Yep, gorgeous. To create Hale’s look—or any slicked-back ponytail, really—Ess dipped a tint brush (“the brush is the only key to this entire look”) into the pomade and, section by section, painted it over the actress’s hair, making sure each strand of hair was totally saturated, so it would lay flat. “And then I don’t have to do anything,” she says. “Like, anything. No hairspray, no shine sprays, nothing. The pomade keeps everything in place until you wash it out; it’s amazing.”

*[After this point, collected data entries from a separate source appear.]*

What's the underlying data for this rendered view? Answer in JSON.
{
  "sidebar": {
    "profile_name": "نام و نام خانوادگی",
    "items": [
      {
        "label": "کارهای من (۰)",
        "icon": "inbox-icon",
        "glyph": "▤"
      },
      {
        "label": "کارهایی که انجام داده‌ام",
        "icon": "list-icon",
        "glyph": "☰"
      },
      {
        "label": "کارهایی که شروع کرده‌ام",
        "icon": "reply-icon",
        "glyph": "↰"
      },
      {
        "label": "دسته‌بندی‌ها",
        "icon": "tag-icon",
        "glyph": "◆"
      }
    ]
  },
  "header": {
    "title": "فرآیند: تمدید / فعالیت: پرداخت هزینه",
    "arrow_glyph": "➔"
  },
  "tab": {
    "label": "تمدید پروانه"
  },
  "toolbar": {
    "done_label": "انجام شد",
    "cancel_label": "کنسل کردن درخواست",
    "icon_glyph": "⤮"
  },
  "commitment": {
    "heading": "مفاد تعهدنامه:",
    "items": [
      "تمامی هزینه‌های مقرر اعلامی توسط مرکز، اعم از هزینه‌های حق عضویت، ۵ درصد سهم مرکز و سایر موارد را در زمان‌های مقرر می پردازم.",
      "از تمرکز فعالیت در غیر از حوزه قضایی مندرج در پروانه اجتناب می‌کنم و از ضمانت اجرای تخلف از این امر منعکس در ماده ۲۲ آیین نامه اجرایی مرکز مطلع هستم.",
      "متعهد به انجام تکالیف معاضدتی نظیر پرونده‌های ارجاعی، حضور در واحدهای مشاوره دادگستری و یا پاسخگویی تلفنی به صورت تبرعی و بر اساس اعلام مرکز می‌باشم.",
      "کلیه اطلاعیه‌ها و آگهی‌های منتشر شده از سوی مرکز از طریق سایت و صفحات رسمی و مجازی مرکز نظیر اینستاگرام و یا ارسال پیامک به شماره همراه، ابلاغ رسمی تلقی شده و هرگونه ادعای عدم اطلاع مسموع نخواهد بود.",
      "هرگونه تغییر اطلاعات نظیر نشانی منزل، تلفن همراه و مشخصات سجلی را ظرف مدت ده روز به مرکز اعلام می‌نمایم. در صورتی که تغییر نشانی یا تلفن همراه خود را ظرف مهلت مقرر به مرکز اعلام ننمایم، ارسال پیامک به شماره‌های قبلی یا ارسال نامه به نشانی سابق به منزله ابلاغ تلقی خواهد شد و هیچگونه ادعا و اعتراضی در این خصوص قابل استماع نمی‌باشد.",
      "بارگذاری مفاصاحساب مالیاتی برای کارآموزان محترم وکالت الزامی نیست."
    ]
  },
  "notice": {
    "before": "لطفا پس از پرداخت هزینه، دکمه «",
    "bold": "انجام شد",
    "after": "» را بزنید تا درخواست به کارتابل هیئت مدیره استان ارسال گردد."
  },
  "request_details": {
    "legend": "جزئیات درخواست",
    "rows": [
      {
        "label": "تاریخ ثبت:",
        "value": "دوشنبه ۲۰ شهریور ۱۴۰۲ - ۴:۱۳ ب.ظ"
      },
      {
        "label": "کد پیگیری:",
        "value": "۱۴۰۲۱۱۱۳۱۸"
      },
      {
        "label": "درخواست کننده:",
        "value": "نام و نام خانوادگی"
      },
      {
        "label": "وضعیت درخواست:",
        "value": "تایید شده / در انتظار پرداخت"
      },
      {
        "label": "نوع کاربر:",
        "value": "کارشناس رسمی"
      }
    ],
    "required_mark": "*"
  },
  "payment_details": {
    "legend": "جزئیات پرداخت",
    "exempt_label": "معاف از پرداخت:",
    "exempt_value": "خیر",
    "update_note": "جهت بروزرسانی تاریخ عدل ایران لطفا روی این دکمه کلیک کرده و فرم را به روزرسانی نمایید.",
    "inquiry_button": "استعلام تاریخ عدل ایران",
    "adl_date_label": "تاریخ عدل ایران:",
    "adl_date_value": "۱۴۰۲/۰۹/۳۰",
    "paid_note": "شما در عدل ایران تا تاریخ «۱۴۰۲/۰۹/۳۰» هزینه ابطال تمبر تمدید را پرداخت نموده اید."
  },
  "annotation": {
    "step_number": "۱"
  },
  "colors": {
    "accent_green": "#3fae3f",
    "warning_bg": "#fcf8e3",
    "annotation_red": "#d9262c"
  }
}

And, swears Ess, wet-hair looks are totally obtainable on curly girls, too: “The cool thing about pomade is that it pretty much straightens out your curls as your comb it in,” she says. “Though if you have super coarse, curly hair, you might want to lightly blow it out first to get that really sleek look.”

Obviously, the slicked-back ponytail is the more wearable look in real life. But, if you want to go all out and pull off Gigi’s Baywatch, I-just-stepped-out-of-the-water look, then we salute you and want to help you. “If I were doing a look like Gigi’s, I would still use pomade, but only on her roots,” says Ess. “So rather than painting over sections of her hair, I’d rub a big dollop of pomade through her roots—exactly like a guy would rub pomade through short hair—until it was evenly coated, and then take a fine-tooth comb and comb her hair back about ten times to distribute the pomade throughout her roots and down to the middle of her head.” Since the hair is straight down, “you still need some movement in it,” notes Ess, who would finish off the look by rubbing a lightweight smoothing serum (we like Living Proof Satin Hair Serum) over the rest of her hair to add shine without the stiffness.

“The whole wet-hair look definitely a bit of a time-consuming process, since it can be difficult to get pomade through women’s hair, but it’s totally doable as long as you take thin sections and use a tint brush,” says Ess. And, sure, it definitely helps to be a kick-ass actress or model with a bunch of cool points already stacked up behind you, but like most beauty experiments, this one can easily be washed away.